When the doors opened, Safety lowered his shoulder and bowled over the first five men. When people started out of the transport, Lillian looked at Roper, winked, and darted from the back of the truck yelling, “Arbeit Macht Frei!”
As she ran and dodged the first three soldiers, who were almost too stunned to shoot or even react, Safety leapt from the back, snapped the remaining cable tie, lowered his shoulder and hit the next soldier so hard it lifted him off his feet with a woof sound. He landed on his back, his rifle falling from his hands.
Safety kept going as if he was gunning for a running back.
Roper jumped to the ground next to the first downed soldier, picked up his rifle, cracked his head with the butt of it, and whirled around in time to shoot the passenger soldier in the chest. Safety hit the next soldier so hard, Roper heard his ribs crack. When a fourth soldier raised his gun at Lillian, Safety lowered his shoulder again and barreled into his back. The gun fired but hit no one. The soldier bent in two and bones snapped as Safety crushed him.
Everyone was running and screaming in every direction. A guard who came running from another makeshift building threw his arms around Lillian, who screamed out something about Nazis.
Roper wheeled toward Lillian. She was struggling in the arms of a soldier who had lifted her off the ground and was carrying her toward a large white tent probably once used for a wedding reception. “Lillian!”

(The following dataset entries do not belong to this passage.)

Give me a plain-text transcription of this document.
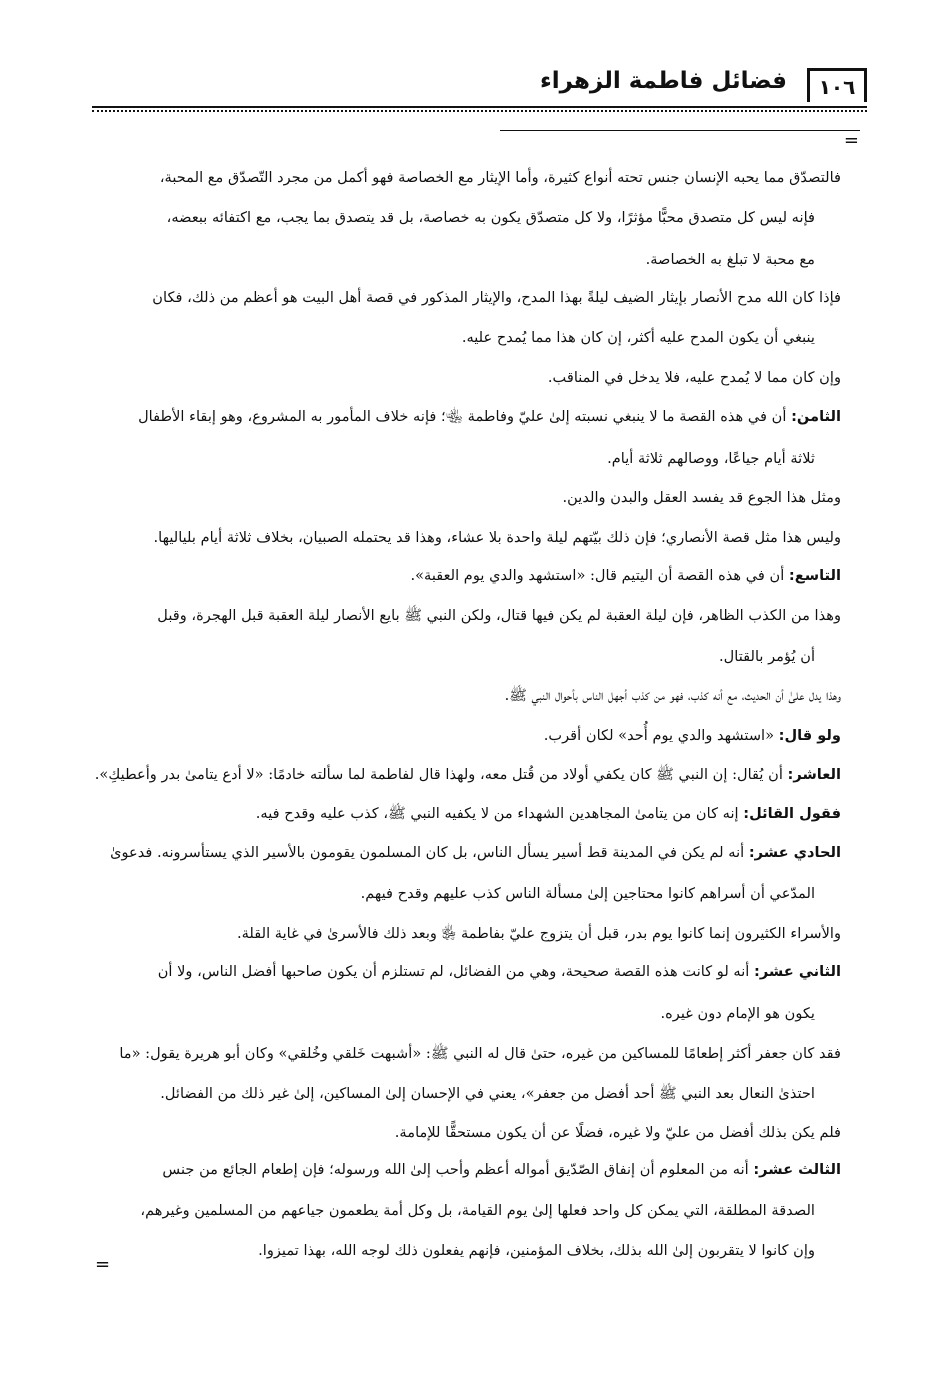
فضائل فاطمة الزهراء	١٠٦
=
فالتصدّق مما يحبه الإنسان جنس تحته أنواع كثيرة، وأما الإيثار مع الخصاصة فهو أكمل من مجرد التّصدّق مع المحبة،
فإنه ليس كل متصدق محبًّا مؤثرًا، ولا كل متصدّق يكون به خصاصة، بل قد يتصدق بما يجب، مع اكتفائه ببعضه،
مع محبة لا تبلغ به الخصاصة.
فإذا كان الله مدح الأنصار بإيثار الضيف ليلةً بهذا المدح، والإيثار المذكور في قصة أهل البيت هو أعظم من ذلك، فكان
ينبغي أن يكون المدح عليه أكثر، إن كان هذا مما يُمدح عليه.
وإن كان مما لا يُمدح عليه، فلا يدخل في المناقب.
الثامن: أن في هذه القصة ما لا ينبغي نسبته إلىٰ عليّ وفاطمة ﵄؛ فإنه خلاف المأمور به المشروع، وهو إبقاء الأطفال
ثلاثة أيام جياعًا، ووصالهم ثلاثة أيام.
ومثل هذا الجوع قد يفسد العقل والبدن والدين.
وليس هذا مثل قصة الأنصاري؛ فإن ذلك بيّتهم ليلة واحدة بلا عشاء، وهذا قد يحتمله الصبيان، بخلاف ثلاثة أيام بلياليها.
التاسع: أن في هذه القصة أن اليتيم قال: «استشهد والدي يوم العقبة».
وهذا من الكذب الظاهر، فإن ليلة العقبة لم يكن فيها قتال، ولكن النبي ﷺ بايع الأنصار ليلة العقبة قبل الهجرة، وقبل
أن يُؤمر بالقتال.
وهذا يدل علىٰ أن الحديث، مع أنه كذب، فهو من كذب أجهل الناس بأحوال النبي ﷺ.
ولو قال: «استشهد والدي يوم أُحد» لكان أقرب.
العاشر: أن يُقال: إن النبي ﷺ كان يكفي أولاد من قُتل معه، ولهذا قال لفاطمة لما سألته خادمًا: «لا أدع يتامىٰ بدر وأعطيكِ».
فقول القائل: إنه كان من يتامىٰ المجاهدين الشهداء من لا يكفيه النبي ﷺ، كذب عليه وقدح فيه.
الحادي عشر: أنه لم يكن في المدينة قط أسير يسأل الناس، بل كان المسلمون يقومون بالأسير الذي يستأسرونه. فدعوىٰ
المدّعي أن أسراهم كانوا محتاجين إلىٰ مسألة الناس كذب عليهم وقدح فيهم.
والأسراء الكثيرون إنما كانوا يوم بدر، قبل أن يتزوج عليّ بفاطمة ﵂ وبعد ذلك فالأسرىٰ في غاية القلة.
الثاني عشر: أنه لو كانت هذه القصة صحيحة، وهي من الفضائل، لم تستلزم أن يكون صاحبها أفضل الناس، ولا أن
يكون هو الإمام دون غيره.
فقد كان جعفر أكثر إطعامًا للمساكين من غيره، حتىٰ قال له النبي ﷺ: «أشبهت خَلقي وخُلقي» وكان أبو هريرة يقول: «ما
احتذىٰ النعال بعد النبي ﷺ أحد أفضل من جعفر»، يعني في الإحسان إلىٰ المساكين، إلىٰ غير ذلك من الفضائل.
فلم يكن بذلك أفضل من عليّ ولا غيره، فضلًا عن أن يكون مستحقًّا للإمامة.
الثالث عشر: أنه من المعلوم أن إنفاق الصّدّيق أمواله أعظم وأحب إلىٰ الله ورسوله؛ فإن إطعام الجائع من جنس
الصدقة المطلقة، التي يمكن كل واحد فعلها إلىٰ يوم القيامة، بل وكل أمة يطعمون جياعهم من المسلمين وغيرهم،
وإن كانوا لا يتقربون إلىٰ الله بذلك، بخلاف المؤمنين، فإنهم يفعلون ذلك لوجه الله، بهذا تميزوا.
=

That hesitation cost Roper, as the truck driver peeled out, kicking up dirt and dust.
Slowly raising her rifle, Roper got the soldier’s face in her sights, blew out a breath and lightly stroked the trigger just like her grandfather had shown her all those years ago.

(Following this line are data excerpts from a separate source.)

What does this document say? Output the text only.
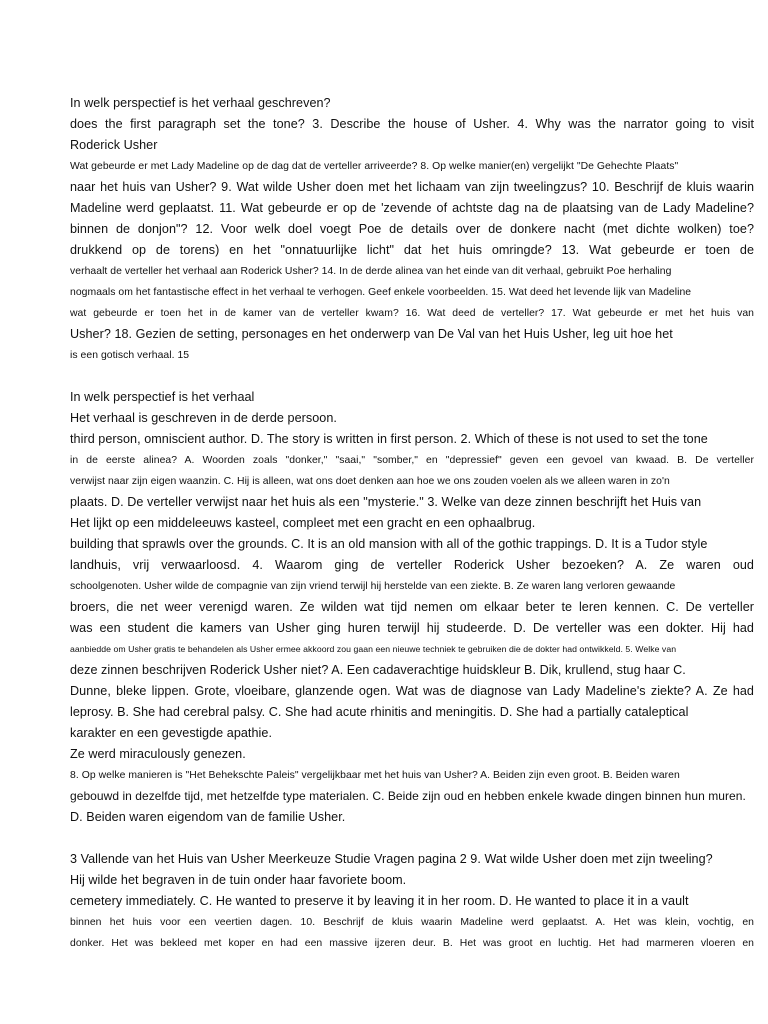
In welk perspectief is het verhaal geschreven?
does the first paragraph set the tone? 3. Describe the house of Usher. 4. Why was the narrator going to visit
Roderick Usher
Wat gebeurde er met Lady Madeline op de dag dat de verteller arriveerde? 8. Op welke manier(en) vergelijkt "De Gehechte Plaats"
naar het huis van Usher? 9. Wat wilde Usher doen met het lichaam van zijn tweelingzus? 10. Beschrijf de kluis waarin
Madeline werd geplaatst. 11. Wat gebeurde er op de 'zevende of achtste dag na de plaatsing van de Lady Madeline?
binnen de donjon"? 12. Voor welk doel voegt Poe de details over de donkere nacht (met dichte wolken) toe?
drukkend op de torens) en het "onnatuurlijke licht" dat het huis omringde? 13. Wat gebeurde er toen de
verhaalt de verteller het verhaal aan Roderick Usher? 14. In de derde alinea van het einde van dit verhaal, gebruikt Poe herhaling
nogmaals om het fantastische effect in het verhaal te verhogen. Geef enkele voorbeelden. 15. Wat deed het levende lijk van Madeline
wat gebeurde er toen het in de kamer van de verteller kwam? 16. Wat deed de verteller? 17. Wat gebeurde er met het huis van
Usher? 18. Gezien de setting, personages en het onderwerp van De Val van het Huis Usher, leg uit hoe het
is een gotisch verhaal. 15
In welk perspectief is het verhaal
Het verhaal is geschreven in de derde persoon.
third person, omniscient author. D. The story is written in first person. 2. Which of these is not used to set the tone
in de eerste alinea? A. Woorden zoals "donker," "saai," "somber," en "depressief" geven een gevoel van kwaad. B. De verteller
verwijst naar zijn eigen waanzin. C. Hij is alleen, wat ons doet denken aan hoe we ons zouden voelen als we alleen waren in zo'n
plaats. D. De verteller verwijst naar het huis als een "mysterie." 3. Welke van deze zinnen beschrijft het Huis van
Het lijkt op een middeleeuws kasteel, compleet met een gracht en een ophaalbrug.
building that sprawls over the grounds. C. It is an old mansion with all of the gothic trappings. D. It is a Tudor style
landhuis, vrij verwaarloosd. 4. Waarom ging de verteller Roderick Usher bezoeken? A. Ze waren oud
schoolgenoten. Usher wilde de compagnie van zijn vriend terwijl hij herstelde van een ziekte. B. Ze waren lang verloren gewaande
broers, die net weer verenigd waren. Ze wilden wat tijd nemen om elkaar beter te leren kennen. C. De verteller
was een student die kamers van Usher ging huren terwijl hij studeerde. D. De verteller was een dokter. Hij had
aanbiedde om Usher gratis te behandelen als Usher ermee akkoord zou gaan een nieuwe techniek te gebruiken die de dokter had ontwikkeld. 5. Welke van
deze zinnen beschrijven Roderick Usher niet? A. Een cadaverachtige huidskleur B. Dik, krullend, stug haar C.
Dunne, bleke lippen. Grote, vloeibare, glanzende ogen. Wat was de diagnose van Lady Madeline's ziekte? A. Ze had
leprosy. B. She had cerebral palsy. C. She had acute rhinitis and meningitis. D. She had a partially cataleptical
karakter en een gevestigde apathie.
Ze werd miraculously genezen.
8. Op welke manieren is "Het Behekschte Paleis" vergelijkbaar met het huis van Usher? A. Beiden zijn even groot. B. Beiden waren
gebouwd in dezelfde tijd, met hetzelfde type materialen. C. Beide zijn oud en hebben enkele kwade dingen binnen hun muren.
D. Beiden waren eigendom van de familie Usher.
3 Vallende van het Huis van Usher Meerkeuze Studie Vragen pagina 2 9. Wat wilde Usher doen met zijn tweeling?
Hij wilde het begraven in de tuin onder haar favoriete boom.
cemetery immediately. C. He wanted to preserve it by leaving it in her room. D. He wanted to place it in a vault
binnen het huis voor een veertien dagen. 10. Beschrijf de kluis waarin Madeline werd geplaatst. A. Het was klein, vochtig, en
donker. Het was bekleed met koper en had een massive ijzeren deur. B. Het was groot en luchtig. Het had marmeren vloeren en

His face exploded and he released Lillian, who fell to the ground on top of him.
With the transport gone, Roper looked around for an escape route. Unfortunately, the only one she saw was suddenly filled with a second transport headed her way.
“Safety, get her!”
The large man broke the neck of another soldier as he made his way to Lillian, who he threw over his shoulder and started back toward Roper. When he was running back, a soldier from behind him shot at him. If he hit Safety, Roper couldn’t tell, because she was too busy firing at the soldiers now streaming out of the tent and trying to lock and load on them.
As Roper lay down cover for the mountain of a man, she knew this was their last stand. The soldiers coming out began shooting everyone not wearing a uniform.

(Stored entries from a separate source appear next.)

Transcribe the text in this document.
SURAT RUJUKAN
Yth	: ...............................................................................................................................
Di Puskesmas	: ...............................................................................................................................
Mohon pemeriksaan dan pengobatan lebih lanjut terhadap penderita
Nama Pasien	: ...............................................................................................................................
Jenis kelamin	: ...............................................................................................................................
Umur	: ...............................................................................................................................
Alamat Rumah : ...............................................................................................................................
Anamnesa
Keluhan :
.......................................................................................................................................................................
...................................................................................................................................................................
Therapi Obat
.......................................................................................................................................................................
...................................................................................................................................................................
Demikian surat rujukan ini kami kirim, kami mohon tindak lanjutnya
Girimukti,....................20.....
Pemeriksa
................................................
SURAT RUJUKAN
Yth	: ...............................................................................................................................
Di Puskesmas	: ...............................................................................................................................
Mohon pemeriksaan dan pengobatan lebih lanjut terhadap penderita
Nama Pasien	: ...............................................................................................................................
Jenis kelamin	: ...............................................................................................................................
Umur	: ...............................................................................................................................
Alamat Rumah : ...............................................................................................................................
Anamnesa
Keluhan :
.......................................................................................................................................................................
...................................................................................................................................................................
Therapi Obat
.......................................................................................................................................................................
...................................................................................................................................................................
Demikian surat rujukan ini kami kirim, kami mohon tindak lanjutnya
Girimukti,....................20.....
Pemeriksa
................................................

“Make a run for it, Safety. I’ll try to cover you!”
Safety shook his head as he made it to the transport coming toward them. “Naw, Roper. We’re screwed.” Safety suddenly threw his arms around Roper and covered her, waiting for the impact of the transport barreling toward them.
Instead of hitting them, the vehicle veered around them and ran over nearly every soldier standing in front of the tent. Men went down with bone crunching sounds as the heavy transport mowed them over—others were sent flying as the transport smashed into them. Then it did a one-eighty and ran over three more. When the passenger window came down and a rifle came out, Safety yelled, “Run!”
As Roper turned to run, she saw Dallas’s face behind the rifle’s scope.
“Get in the truck!” Roper yelled, dropping to one knee and picking off two soldiers who swung their rifles around toward Dallas’s transport. She shot one, but missed the other, who got off a few rounds, smashing the driver’s side window and headlight. Glass rained down around her.